Keine sprechenden Köpfe hier

Poster, Marketing, Macher - bis dahin macht "Psycho Killer" recht stylisch, neugierigmachend und mysteriös sehr viel richtig. Aber dass das wenig über das Endprodukt sagen muss, zeigt er dann leider noch viel "eindrucksvoller"... Erzählt wird in dem enorm oberflächlichen Serienkillerthriller von einer Polizistin, die sich auf eigene Faust an die Spuren eines satanistischen Serienmörders hängt, nachdem ihr Highwaypolizistenehemann von diesem bei einer Verkehrskontrolle erschossen wurde...

The Satanic Slasher

Die Maske ist cool - die "Stimme" ist lächerlich.
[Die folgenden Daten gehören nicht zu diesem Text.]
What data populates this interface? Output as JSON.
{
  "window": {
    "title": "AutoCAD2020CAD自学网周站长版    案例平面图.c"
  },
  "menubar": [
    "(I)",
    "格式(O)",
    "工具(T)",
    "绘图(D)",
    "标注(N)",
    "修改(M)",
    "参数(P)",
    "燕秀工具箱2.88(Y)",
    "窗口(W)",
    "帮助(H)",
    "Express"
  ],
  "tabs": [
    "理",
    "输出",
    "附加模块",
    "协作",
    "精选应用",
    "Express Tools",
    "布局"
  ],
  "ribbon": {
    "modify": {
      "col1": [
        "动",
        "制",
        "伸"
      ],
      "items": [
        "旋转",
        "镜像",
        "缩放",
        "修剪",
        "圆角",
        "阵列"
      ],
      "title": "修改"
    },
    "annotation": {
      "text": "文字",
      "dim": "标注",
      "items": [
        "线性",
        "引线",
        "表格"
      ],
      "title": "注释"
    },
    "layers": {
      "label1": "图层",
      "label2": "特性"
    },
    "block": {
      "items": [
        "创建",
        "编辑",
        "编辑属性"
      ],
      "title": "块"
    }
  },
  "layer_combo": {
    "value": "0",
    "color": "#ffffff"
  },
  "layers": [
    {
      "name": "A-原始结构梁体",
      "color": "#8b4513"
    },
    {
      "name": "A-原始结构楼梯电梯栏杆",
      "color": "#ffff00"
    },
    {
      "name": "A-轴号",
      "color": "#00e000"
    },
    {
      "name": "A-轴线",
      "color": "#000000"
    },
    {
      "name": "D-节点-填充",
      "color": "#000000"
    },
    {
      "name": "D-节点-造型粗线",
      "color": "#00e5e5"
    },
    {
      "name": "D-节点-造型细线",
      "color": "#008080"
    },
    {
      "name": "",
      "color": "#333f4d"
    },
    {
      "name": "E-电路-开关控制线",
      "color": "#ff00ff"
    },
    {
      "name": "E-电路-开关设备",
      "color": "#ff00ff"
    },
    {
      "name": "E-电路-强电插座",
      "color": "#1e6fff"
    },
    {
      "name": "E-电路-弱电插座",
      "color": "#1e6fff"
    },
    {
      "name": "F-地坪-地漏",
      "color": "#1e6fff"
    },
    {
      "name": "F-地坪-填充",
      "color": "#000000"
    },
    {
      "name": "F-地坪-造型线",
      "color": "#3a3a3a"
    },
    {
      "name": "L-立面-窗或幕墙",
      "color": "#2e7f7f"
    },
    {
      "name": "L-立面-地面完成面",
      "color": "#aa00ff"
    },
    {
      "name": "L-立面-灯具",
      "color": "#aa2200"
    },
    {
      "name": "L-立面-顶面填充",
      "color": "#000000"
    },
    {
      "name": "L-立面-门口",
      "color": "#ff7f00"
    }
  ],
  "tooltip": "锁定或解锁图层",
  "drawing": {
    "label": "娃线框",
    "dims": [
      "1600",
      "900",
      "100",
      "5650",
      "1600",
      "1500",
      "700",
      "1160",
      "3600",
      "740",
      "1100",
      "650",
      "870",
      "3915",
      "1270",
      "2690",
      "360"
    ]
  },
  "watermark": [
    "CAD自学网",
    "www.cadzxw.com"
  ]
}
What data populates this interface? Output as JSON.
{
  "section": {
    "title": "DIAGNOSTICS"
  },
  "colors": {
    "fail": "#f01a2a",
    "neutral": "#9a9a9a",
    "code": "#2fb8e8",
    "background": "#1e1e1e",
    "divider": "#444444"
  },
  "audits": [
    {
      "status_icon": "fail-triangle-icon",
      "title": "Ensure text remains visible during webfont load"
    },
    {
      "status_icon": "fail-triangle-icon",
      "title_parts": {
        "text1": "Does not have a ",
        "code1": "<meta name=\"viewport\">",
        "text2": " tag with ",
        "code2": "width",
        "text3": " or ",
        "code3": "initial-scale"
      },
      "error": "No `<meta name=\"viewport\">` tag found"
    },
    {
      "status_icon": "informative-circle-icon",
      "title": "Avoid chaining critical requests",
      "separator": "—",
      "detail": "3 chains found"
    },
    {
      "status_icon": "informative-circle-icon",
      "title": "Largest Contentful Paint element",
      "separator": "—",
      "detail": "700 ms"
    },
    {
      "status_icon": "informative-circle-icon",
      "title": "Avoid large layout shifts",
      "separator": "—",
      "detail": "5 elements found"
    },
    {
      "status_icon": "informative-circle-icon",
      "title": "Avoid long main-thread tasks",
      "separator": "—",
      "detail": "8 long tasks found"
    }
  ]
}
Die Ausgangssituation ist simpel und spannend - der Verlauf der Story aber konfus und dumm. Das Kopfkino ist stark - die eigentliche Auflösung aber grenzt an Verarschung. Die grundsätzliche "Woman on a Mission"-Konstruktion ist zugänglich - unsere "Heldin" bleibt aber völlig blass. Ein paar Kills und satanistische Riten haben es in sich - wirken dann aber oft zu beliebig, klischeehaft oder geschehen enttäuschend gänzlich im Off. Und so weiter und so fort mit vergebenen Chancen und Möglichkeiten - so reißt "Psycho Killer" immer wieder tollpatschig mit dem eigenen Hintern ein, was er sich eigentlich erfolgreich aufbauen wollte oder hätte können. Und so muss man leider von einem der größeren Genreflops des Kinojahres sprechen, gerade wenn man bedenkt, dass hier der "Sieben"-Schreiberling am Werk war. Stylisch, leer, flach wie eine Pfütze. Immerhin aus Blut. Aber immer noch eine Pfütze. 

Fazit: "Psycho Killer" baut auf dem Papier gehörig Atmosphäre und Unbehagen auf, macht besonders Slasherfans heiß wie Frittenfett... nur um dann brutal zu versanden. Echt schade!